Clinical Features of Sporadic Campylobacter Infections in Norway

Abstract
To assess risk factors and clinical impact of campylobacteriosis in Norway, a case-control study of sporadic cases of infection with thermotolerant Campylobacter spp. was conducted. This report describes: (1) the frequency and duration of signs and symptoms, antimicrobial treatment, hospitalization, and faecal carriage among the study patients; (2) diarrhoeal illness and campylobacter carriage among their household members; and (3) antimicrobial susceptibility pattern among bacterial isolates.

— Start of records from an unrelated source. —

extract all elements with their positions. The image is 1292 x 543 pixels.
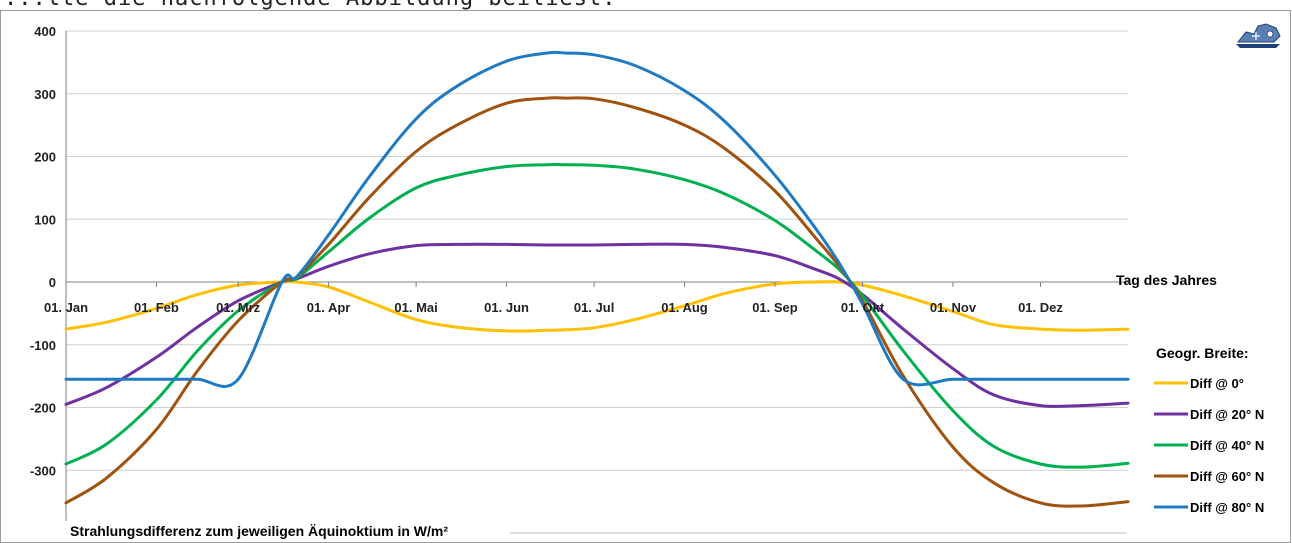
page-caption: ...lte die nachfolgende Abbildung beilie… [4, 0, 617, 11]
series-line [64, 50, 1130, 388]
legend-entry-label: Diff @ 40° N [1190, 438, 1264, 453]
y-axis-title-group: Strahlungsdifferenz zum jeweiligen Äquin… [64, 521, 1127, 541]
x-axis-title: Tag des Jahres [1116, 272, 1217, 288]
y-tick-label: 400 [34, 24, 56, 39]
y-tick-label: 200 [34, 150, 56, 165]
y-tick-label: 100 [34, 212, 56, 227]
x-tick-label: 01. Apr [307, 300, 351, 315]
x-tick-label: 01. Sep [752, 300, 798, 315]
y-tick-label: 300 [34, 87, 56, 102]
legend-entry-label: Diff @ 0° [1190, 376, 1244, 391]
x-tick-label: 01. Aug [661, 300, 708, 315]
legend-entry-label: Diff @ 80° N [1190, 500, 1264, 515]
series-line [64, 162, 1130, 469]
y-tick-label: -100 [30, 338, 56, 353]
series-line [64, 96, 1130, 508]
x-tick-label: 01. Jun [484, 300, 529, 315]
y-tick-label: 0 [49, 275, 56, 290]
y-tick-label: -200 [30, 401, 56, 416]
x-tick-label: 01. Mai [394, 300, 437, 315]
legend-title: Geogr. Breite: [1156, 345, 1249, 361]
x-tick-label: 01. Okt [841, 300, 885, 315]
x-tick-label: 01. Dez [1018, 300, 1063, 315]
y-tick-label: -300 [30, 463, 56, 478]
chart-border [0, 10, 1291, 543]
x-tick-label: 01. Jul [574, 300, 614, 315]
series-line [64, 280, 1130, 333]
legend-entry-label: Diff @ 60° N [1190, 469, 1264, 484]
series-line [64, 242, 1130, 408]
x-tick-label: 01. Jan [44, 300, 88, 315]
y-tick-labels: 400 300 200 100 0 -100 -200 -300 [30, 24, 56, 478]
gridlines [65, 30, 1128, 533]
y-axis-title: Strahlungsdifferenz zum jeweiligen Äquin… [70, 523, 448, 539]
y-axis-title-background [64, 521, 510, 541]
ship-logo-icon [1236, 23, 1281, 48]
x-tick-label: 01. Mrz [216, 300, 261, 315]
x-tick-label: 01. Feb [134, 300, 179, 315]
legend-entry-label: Diff @ 20° N [1190, 407, 1264, 422]
x-tick-label: 01. Nov [930, 300, 977, 315]
series-lines [64, 50, 1130, 508]
x-tick-labels: 01. Jan 01. Feb 01. Mrz 01. Apr 01. Mai 01. J… [44, 282, 1063, 315]
legend: Geogr. Breite: Diff @ 0° Diff @ 20° N Diff… [1154, 345, 1264, 515]
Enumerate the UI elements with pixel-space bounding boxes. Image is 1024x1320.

A total of 135 patients with bacteriologically confirmed campylobacter infection were enrolled in the study. of these, 58 (43%) were domestically acquired while 77 (57%) were acquired abroad. If the study enrollees are representative of the cases reported to the national surveillance system, the reported infections led to an estimated annual average of at least 8590 days of illness, 78 admissions to hospital, 329 days of hospital stay, 2236 days lost at work or at school, 1000 physician consultations, and 96 antimicrobial prescriptions among the 4.2 million Norwegians. Convalescent carriage of campylobacter was detected in 16% of the patients who submitted follow-up stool specimens; the organism was carried for a mean of 37.6 days (median 31, range 15–69) after the onset of illness. Antimicrobial treatment appeared to have reduced the likelihood of carriage once symptoms had resolved. Diarrhoeal illness was more commonly reported in members of case households than control households (OR = 5.44, p < 0.0001). Cases were more likely than controls to report antecedent recurrent diarrhoea (OR = 6.00, p = 0.034). Two cases of neonatal infection, probably acquired from the mother at the time of delivery, were detected. Resistance against tetracycline, ampicillin, and trimethoprim-sulphamethoxazole was more common among strains acquired in foreign countries than among domestic strains.